Она повернула голову и поглядела в окно на бушующую метель. На той стороне улицы открылась калитка, и из нее вышли смутные силуэты Хенесси и его брата.
Шерли встала.
– Что случилось?
– Я… мне сейчас надо уйти… Больше не могу оставаться с тобой, не то совсем обессилею. Нам надо еще держаться по-прежнему перед Джоан.
– Куда ты собралась?
– Вернер отвезет меня в город. Мы с тобой увидимся позже. – Она поцеловала меня и прикоснулась к моему лицу мокрой от слез щекой. – Я люблю тебя. И буду любить только тебя всю жизнь.
В следующий миг она схватила свою шубку и побежала к двери. Я сидел за столиком у окна как приклеенный. Но вдруг вскочил.
– Шерли!
Влюбленные у стойки и официантка повернулись в мою сторону.
А, плевать. Плевать.
Это было не видение, не сон и не мираж. Это была реальность. Я крикнул:
– Остановись!
Она была уже на улице. Я выскочил следом.

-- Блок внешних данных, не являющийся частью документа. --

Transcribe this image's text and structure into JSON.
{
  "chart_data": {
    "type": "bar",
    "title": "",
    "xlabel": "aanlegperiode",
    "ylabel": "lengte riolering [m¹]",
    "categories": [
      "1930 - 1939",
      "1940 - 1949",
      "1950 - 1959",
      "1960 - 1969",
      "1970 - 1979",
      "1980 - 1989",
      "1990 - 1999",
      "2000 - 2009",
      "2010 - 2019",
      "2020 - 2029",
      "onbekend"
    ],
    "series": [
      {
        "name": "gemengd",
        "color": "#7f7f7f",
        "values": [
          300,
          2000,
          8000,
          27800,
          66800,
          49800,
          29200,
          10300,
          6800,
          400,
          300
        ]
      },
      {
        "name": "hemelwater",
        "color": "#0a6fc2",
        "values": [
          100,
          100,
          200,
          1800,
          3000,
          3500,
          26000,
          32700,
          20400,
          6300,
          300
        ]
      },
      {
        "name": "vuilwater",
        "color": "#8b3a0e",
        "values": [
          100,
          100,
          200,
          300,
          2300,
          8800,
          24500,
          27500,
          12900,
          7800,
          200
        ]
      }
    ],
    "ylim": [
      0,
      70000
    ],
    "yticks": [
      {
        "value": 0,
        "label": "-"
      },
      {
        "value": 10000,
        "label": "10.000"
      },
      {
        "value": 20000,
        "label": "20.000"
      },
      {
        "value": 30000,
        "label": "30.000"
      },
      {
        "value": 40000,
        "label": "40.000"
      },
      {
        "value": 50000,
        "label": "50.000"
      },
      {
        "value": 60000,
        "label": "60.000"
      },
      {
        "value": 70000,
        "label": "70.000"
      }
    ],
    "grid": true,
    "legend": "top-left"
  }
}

Снег хлестнул меня по лицу, ослепил, в первое мгновение я вообще ничего не видел. Потом увидел рыжие волосы Шерли, белую шубку, черные чулки, но лишь как цветовые пятна.
– Шерли!
Не надо было кричать. Потому что от моего крика она стремглав помчалась вперед, словно спасаясь от меня, и выбежала на проезжую часть улицы. Из густых клубов снежного вихря вынырнуло огромное черное чудовище – автобус. Тормоза взвизгнули, колеса пошли юзом, чудовище начало заносить. Когда ветер на секунду затих, я увидел совершенно отчетливо, как водитель автобуса отчаянно крутанул руль. Слишком поздно.
Автобус столкнулся с легковушкой, ехавшей в противоположном направлении. Звон разбитого стекла, скрежет металла. Хлопок лопнувшей шины. Со всех сторон к месту катастрофы сбегались толпы людей, выныривая из снежной круговерти, словно эринии, богини возмездия, не обращая внимания на гудки машин, звонки трамваев и истерические женские вопли.